January 17, AT&T installed a new system, again with slow internet connection. On Friday the 20th, AT&T returned to Slimp’s office and said next week the problems would be fixed.
There are different types of customers. Take a restaurant. There are the types who wait and wait for a table while others get served much quickly, yet say nothing. There are others who call the server stupid for bringing diet Coke instead of regular and putting in too much ice. Slimp seems to be both nice and aggressive. He often refers with praise to those employees who wanted to help. “In America they had a lot of nice people. I get the sense the majority want to do what is right but there hands are tied and they could not,” he says. Many in the company acknowledged he made a good video and that others in the office agreed. AT&T employees even saw the humor in it. But he holds no punches in speaking of the company. “A company the size of AT&T, for whatever reason, has gotten out of control. I think maybe because of terrible leadership, poor leadership or horrendous leadership,” he says. “ATT is a big company I am just a thorn in their side. But if enough people put thorns in their side they will take notice.”

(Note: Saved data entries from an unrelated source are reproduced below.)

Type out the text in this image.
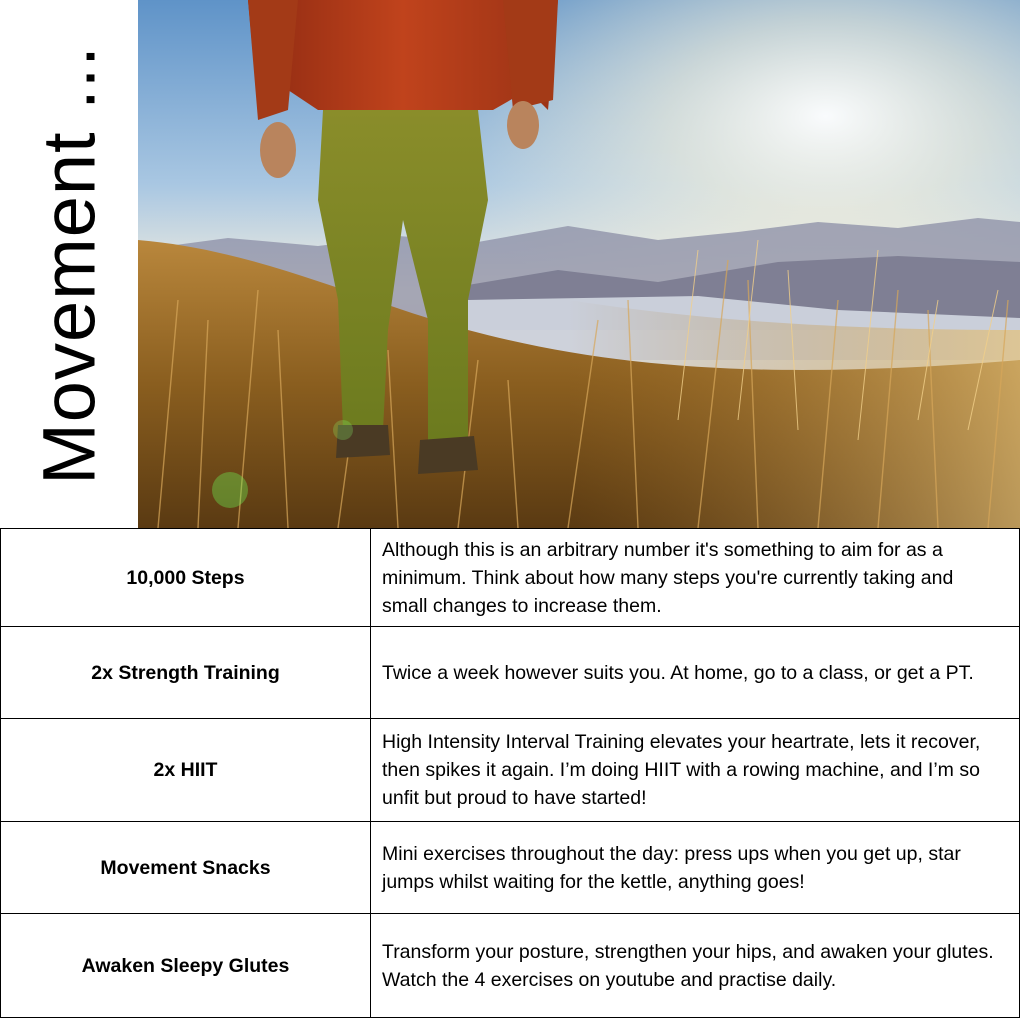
Movement ...
10,000 Steps	Although this is an arbitrary number it's something to aim for as a minimum. Think about how many steps you're currently taking and small changes to increase them.
2x Strength Training	Twice a week however suits you. At home, go to a class, or get a PT.
2x HIIT	High Intensity Interval Training elevates your heartrate, lets it recover, then spikes it again. I’m doing HIIT with a rowing machine, and I’m so unfit but proud to have started!
Movement Snacks	Mini exercises throughout the day: press ups when you get up, star jumps whilst waiting for the kettle, anything goes!
Awaken Sleepy Glutes	Transform your posture, strengthen your hips, and awaken your glutes. Watch the 4 exercises on youtube and practise daily.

“The average small business would have been at the mercy of AT&T and would not have gotten any mercy.” Slimp says people are emailing him and thanking him. “I am a very nice person. I don’t have any mean side. But I will stand up for what’s right. I was in a negotiation once with a client. The vendor had lied to them and was trying to get more money from them. I am nicest guy in the world but there is a thing called righteous indignation. I think I have a load of it in me. I got so mad I got a hold of the CEO of that company and chewed his butt one side up and down the other. And by the time I was done he was begging me to let him fix it. I hate to see someone in power take advantage of people.”
More will hear the story today ( Sunday, Jan 22, 2012) on Knoxville’s George Korda show on 98.9 FM at noon Eastern Time.
Social networks, as he learned from the Delta experience, have power large businesses need to understand. And perhaps the information age that power will only grow in the future. Most people who work with customers probably heard in their training class that satisfied customers will tell three friends and an upset one will ten. Who knows how those numbers will be revised?